Sewaktu saya ngepost fiksi Genggaman Tanganmu dengan cara bercerita dari dua sudut pandang, ternyata banyak juga yang pengennya cerita itu dibuat dengan versi satu sudut pandang saja. Saya coba ya membuatnya :) Lumayan untuk latihan. Saya lagi memompa semangat saya untuk ngefiksi lagi nih, yaitu dengan cara latihan-latihan-latihan. Itu yang bisa dilakukan untuk bisa membuat fiksi yang baik selain yah tentu saja membaca fiksi itu sendiri dan tentu saja lagi mempelajari segala pritilan terkait kepenulisan. Semoga menghibur yah temans :)
***
Hup,
kuletakkan bokongku di kursi pesawat. Sekian lama aku menghindari tugas
yang mengharuskan aku ke suatu tempat dengan pesawat terbang, tapi kali
ini aku tak bisa. Dan untuk tugas ini aku harus berangkat sendiri. Huh,
si Roy mendadak harus terbang ke kota lain, padahal sebelumnya Roy
diberangkatkan bersamaku.Aku sedang mencari-cari safety belt, yang sedikit kududuki, dengan tanganku meraih-raihnya dan tiba-tiba kamu datang.
"Permisi," katamu.
"Silakan," kataku.
Dan kamu pun duduk di kursi sebelahku. Kamu menarik napasmu kemudian menghembuskanya.
Kamu mencari-cari safety belt. Ah, mengapa sama denganku tadi. Safety belt itu memang mudah untuk terselip di dudukan. Aku memperhatikan kamu, entah mengapa. Kamu sepertinya gelisah. Kamu terlihat kebingungan. Aku memilih diam saja. Kupejamkan mataku. Tidur.

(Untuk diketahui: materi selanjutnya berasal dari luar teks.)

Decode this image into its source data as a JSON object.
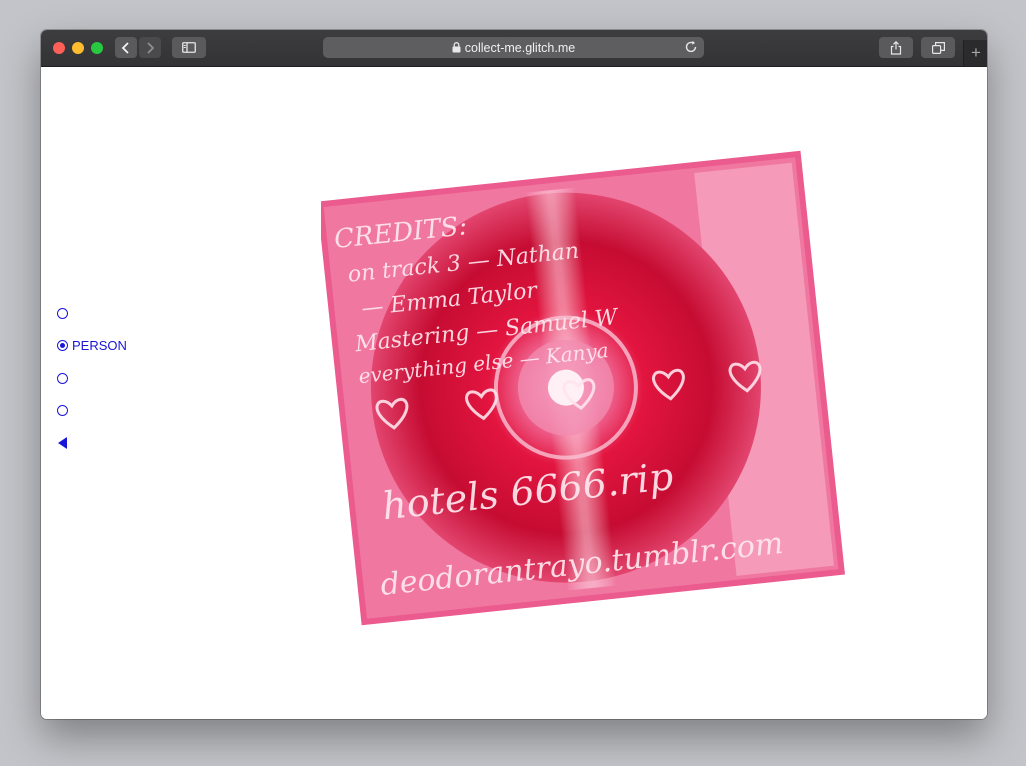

Kamu menyenggol bahuku. Kubuka mataku.
"Sudah mau take-off ya?"tanyaku.
"Iya, maaf ya tadi kesenggol,"katamu.
"Tuh, sudah terdengar suara pilot. Pesawat ini akan segera take off,"kataku.
"Iya,"katamu.
Dan tak kuduga tanganmu menggenggam tanganku. Erat. Aku merasa lega. Aku sudah khawatir dari tadi dan tak tahu harus berbuat apa. Tapi genggamanmu menenangkan. Genggamanmu memberi aku kekuatan. Genggamanmu...
Dan ketika pesawat akhirnya take-off, aku tak percaya. Ini semua bisa kujalani. Genggamanmu, sedetik, dua detik...tiga menit. Tak kusangka kamu tak melepaskan genggamanmu. "Ini aneh," pikirku.
Aku memilih tidur kembali. Tanganmu tetap tak melepas tanganku dari genggamanmu.
Aku terbangun saat pesawat akan mendarat. Kamu membangunkanku. Kamu mencolek bahuku. Tentu dengan tanganmu yang satu lagi.
"Hai, sudah mau landing," katamu.
Ketika kaki pesawat akhirnya menginjak bumi, aku merasa lega. Syukurlah. Aku melepaskan genggaman, kamu pun spontan melepaskan juga. Perasaanku lega sekali.
"Terimakasih ya,"katamu.
"Untuk apa?" tanyaku.
"Untuk genggamanmu, aku menderita phobia terbang. Sehingga aku senang kamu terus menggenggam tanganku selama penerbangan tadi. Maaf sudah mengganggumu," katamu.
"Tidak apa, aku juga menderita penyakit yang sama,"kataku.
"Aku turun duluan ya, aku mau ke toilet dahulu, tunggu aku di pintu keluar ya,"pintanya.
http://puteriamirillis.blogspot.com/p/daftar-isi.html
16 komentar:
jadi lbh ringan menghadapi masalah dgn ornag yg punya problem serupa ya mbak :)
Haduuuh kok pada pinter bikin cerpen sih ya? Ajari dong :)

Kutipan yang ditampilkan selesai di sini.